The increasing incidence of Type 2 diabetes mellitus (DM) in adolescents in the United States, particularly in the African-American and Latino populations, is most likely a consequence of rising rates of childhood and adolescent obesity combined with an ethnic predisposition to diabetes. The long-term complications of diabetes (kidney failure, cardiovascular disease, blindness) affect minority populations disproportionately.
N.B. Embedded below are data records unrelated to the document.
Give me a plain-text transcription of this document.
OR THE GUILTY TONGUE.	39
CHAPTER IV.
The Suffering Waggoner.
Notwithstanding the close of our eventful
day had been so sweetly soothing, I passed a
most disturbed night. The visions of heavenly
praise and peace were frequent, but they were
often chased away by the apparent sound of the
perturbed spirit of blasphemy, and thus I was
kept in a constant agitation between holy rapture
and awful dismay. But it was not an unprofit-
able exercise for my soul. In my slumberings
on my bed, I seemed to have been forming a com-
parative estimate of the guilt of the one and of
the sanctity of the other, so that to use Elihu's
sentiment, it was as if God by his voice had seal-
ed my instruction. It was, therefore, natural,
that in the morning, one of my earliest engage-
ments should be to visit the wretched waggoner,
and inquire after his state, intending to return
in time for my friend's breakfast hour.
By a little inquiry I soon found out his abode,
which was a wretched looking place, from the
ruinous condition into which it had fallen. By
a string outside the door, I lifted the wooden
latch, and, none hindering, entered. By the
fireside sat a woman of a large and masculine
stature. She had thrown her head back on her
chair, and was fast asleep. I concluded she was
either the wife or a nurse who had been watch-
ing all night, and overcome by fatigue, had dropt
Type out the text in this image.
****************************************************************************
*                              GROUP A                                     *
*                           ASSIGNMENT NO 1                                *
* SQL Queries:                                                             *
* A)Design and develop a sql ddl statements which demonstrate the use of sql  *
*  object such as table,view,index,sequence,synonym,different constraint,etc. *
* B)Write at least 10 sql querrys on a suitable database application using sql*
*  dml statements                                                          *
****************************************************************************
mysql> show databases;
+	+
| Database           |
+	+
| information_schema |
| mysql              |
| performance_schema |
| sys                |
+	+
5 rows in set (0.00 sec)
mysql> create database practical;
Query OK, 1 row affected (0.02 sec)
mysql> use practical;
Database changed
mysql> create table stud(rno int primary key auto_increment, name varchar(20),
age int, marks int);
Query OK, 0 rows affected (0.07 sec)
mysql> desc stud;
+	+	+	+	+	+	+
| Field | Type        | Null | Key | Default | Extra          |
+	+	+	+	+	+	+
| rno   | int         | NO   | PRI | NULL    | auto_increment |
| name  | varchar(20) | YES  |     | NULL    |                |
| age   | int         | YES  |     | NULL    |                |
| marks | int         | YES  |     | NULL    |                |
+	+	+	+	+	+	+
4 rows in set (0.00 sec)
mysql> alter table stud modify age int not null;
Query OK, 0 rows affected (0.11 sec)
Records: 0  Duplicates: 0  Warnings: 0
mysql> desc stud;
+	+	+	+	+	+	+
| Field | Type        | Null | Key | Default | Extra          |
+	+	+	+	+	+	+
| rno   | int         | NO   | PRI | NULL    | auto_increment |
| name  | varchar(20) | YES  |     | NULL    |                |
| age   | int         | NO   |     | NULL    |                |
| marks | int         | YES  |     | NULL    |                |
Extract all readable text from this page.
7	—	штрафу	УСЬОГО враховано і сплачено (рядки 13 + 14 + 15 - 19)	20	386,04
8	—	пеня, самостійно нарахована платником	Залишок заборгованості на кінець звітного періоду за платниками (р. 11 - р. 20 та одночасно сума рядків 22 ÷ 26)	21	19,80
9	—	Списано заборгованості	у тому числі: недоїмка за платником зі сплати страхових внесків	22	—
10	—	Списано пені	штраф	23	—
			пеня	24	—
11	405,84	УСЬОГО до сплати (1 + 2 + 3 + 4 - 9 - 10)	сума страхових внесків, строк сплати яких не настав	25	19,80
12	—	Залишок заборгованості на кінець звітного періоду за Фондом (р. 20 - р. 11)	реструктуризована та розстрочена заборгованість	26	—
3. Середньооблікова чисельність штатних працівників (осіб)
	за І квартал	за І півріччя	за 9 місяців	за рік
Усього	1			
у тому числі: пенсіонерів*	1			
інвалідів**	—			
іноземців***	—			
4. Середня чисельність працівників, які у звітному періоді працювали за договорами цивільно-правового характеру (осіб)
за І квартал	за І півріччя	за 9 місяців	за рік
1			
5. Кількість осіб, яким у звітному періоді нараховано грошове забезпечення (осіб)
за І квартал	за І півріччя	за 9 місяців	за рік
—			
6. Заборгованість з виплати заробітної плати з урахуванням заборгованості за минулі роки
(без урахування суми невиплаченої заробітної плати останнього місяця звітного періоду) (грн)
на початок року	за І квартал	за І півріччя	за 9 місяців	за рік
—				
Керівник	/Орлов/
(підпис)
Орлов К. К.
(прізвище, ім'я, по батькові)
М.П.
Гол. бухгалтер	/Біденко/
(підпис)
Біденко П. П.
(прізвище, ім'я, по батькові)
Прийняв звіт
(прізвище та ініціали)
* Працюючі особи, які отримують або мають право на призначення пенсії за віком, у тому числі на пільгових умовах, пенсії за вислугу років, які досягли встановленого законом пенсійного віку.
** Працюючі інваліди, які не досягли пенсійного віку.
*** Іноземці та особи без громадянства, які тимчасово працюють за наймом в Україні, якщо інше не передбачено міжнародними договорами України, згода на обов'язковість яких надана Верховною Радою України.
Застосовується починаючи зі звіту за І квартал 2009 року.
This makes prevention, early detection and early treatment of diabetes important steps toward the goal of decreasing health disparities between racial groups.
Since obesity (and its’ association with development of diabetes) frequently has onset during childhood or adolescence, youth is an optimal period for preventive intervention. Few studies have been made on either incidence of risk factors or success in disease prediction or prevention via early intervention efforts in youth.
Given the awareness of increased rates of obesity in school populations and the potential advantages of instituting an intervention program through school based health centers, Cook County Ambulatory and Community Health Network established a diabetes screening and prevention project through the school based health centers. This program was administered and monitored through the Hektoen Institute. Dr. Nancy Fritz served as Principal Investigator in collaboration with Project Investigators Dr. Chris Stahl, Mary Driscoll B.S.N., M.P.H., and Dr. Kanika Ghai.
The study and its results were presented at the November 2002 American Public Health Association (APHA) meeting, by Shonta Corbin, Project Coordinator.The presentation outlined the collaboration between Cook County Ambulatory and Community Health Network and the school-based health centers to address the increasing incidence of Type 2 diabetes.